For many stores, the season for unpredictable weather has officially begun. Whether each instance of winter storms ends up being a minor inconvenience or a debilitating safety hazard, your staff and store should be prepared for any eventuality. This excerpt from AMEX Open Forum provides some general tips to help you make it through.
With storm season ravaging many parts of the country and extreme weather events like Blizzard Jonas disrupting daily life, running a small business can become even more challenging than usual during the winter months. How your small business navigates stormy weather and comes back from the inevitable shutdowns may have a direct impact on the bottom line.
Preparing for Inevitable Interruptions
Winter storms can likely disrupt your small business in one way or another. Severe weather may lead to property damage and risk for employees and customers. Even if you’re not caught in the eye of the storm, your company can experience the collateral effects, resulting in a slowdown.
Here are some steps you can take to help minimize damage in the event of a severe storm, so your business has a better chance of recovering quickly.

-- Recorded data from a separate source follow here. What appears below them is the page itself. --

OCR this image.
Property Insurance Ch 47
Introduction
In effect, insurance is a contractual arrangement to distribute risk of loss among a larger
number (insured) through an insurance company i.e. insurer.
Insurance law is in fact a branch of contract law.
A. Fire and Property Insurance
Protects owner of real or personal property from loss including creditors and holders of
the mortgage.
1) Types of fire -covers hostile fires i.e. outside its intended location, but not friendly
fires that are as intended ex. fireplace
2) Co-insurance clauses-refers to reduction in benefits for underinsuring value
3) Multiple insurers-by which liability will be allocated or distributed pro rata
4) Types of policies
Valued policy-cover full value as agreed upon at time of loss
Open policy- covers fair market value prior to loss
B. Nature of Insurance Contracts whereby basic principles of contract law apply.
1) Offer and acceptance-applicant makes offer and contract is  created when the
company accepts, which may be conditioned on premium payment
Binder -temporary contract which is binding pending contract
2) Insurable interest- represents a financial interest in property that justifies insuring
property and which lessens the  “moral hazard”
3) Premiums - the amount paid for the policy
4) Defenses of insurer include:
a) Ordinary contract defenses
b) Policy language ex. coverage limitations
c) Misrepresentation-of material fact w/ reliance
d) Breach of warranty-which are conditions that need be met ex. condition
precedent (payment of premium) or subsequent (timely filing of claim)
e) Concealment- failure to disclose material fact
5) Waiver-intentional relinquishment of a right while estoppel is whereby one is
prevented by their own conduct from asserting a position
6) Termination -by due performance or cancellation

- Stockpile emergency supplies.
Have on hand items that you may need in case a storm hits, including flashlights, blankets, food and water, first aid kit, battery powered radio, shovels, sandbags and road salt.
- Establish backup power.
You may determine that your business would be best equipped with a generator in case of a power outage. This could be used for equipment that requires continual electricity, as well as a backup heating source.
- Determine an emergency plan of action.
Pinpoint where on the business premises employees and customers should gather if a storm hits. Discuss ways to minimize safety risks. Regularly review this plan with your workforce.
- Financially plan for downtime.
“Effective small-business owners reinvest and create reserves in the ‘boom’ times to ensure they get through the downtimes,” Michelli says. “If you are profitable but don’t reinvest or save a portion of that profit for the inevitable ebbs and flows of business, you likely won’t be around for the long haul—storms or no storms.”